Before taking up my current position I worked as Research Fellow at the University College of London and at the University of Cambridge. I hold a Phd in Statistics from the Athens University of Economics and Business (Greece) where I completed my dissertation on `Bayesian modelling of high-dimensional financial data using latent Gaussian models’. My research interests include statistical inference for high-dimensional stochastic models, computational statistics, machine learning and modelling of biological, economic and financial data.
Selected publications
- Alexopoulos, A., Dellaportas, P., and Forster, J.J. (2019). Bayesian forecasting of mortality rates by using latent Gaussian models. Journal of the Royal Statistical Society: Series A (Statistics in Society), 182(2), 689-711 DOI: https://rss.onlinelibrary.wiley.com/doi/full/10.1111/rssa.12422
- Alexopoulos, A. and Bottolo, L. (2020) Bayesian variable selection for Gaussian copula regression models. Journal of Computational and Graphical Statistics DOI: doi.org/10.1080/10618600.2020.1840997
- Alexopoulos, A., Dellaportas, P., and Papaspiliopoulos, O. Bayesian prediction of jumps in large panels of financial time series. Bayesian Analysis (to appear)

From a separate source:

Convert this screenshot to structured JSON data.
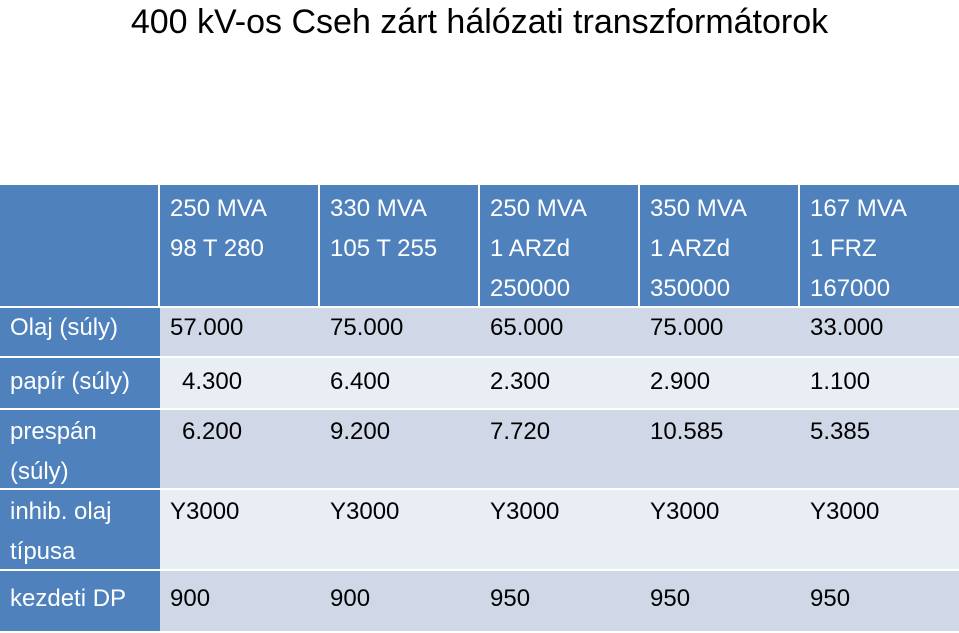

- Samartsidis P., Seaman R. S., Harrison A., Alexopoulos A., Hughes J., Rawlinson J., Anderson C., Charlett A., Oliver I., De Angelis D. Evaluating the impact of local tracing partnerships on the performance of contact tracing for COVID-19 in England (submitted).
- Alexopoulos, A. Dellaportas, P. and Titsias K. M., Variance Reduction for Metropolis - Hastings Samplers (submitted).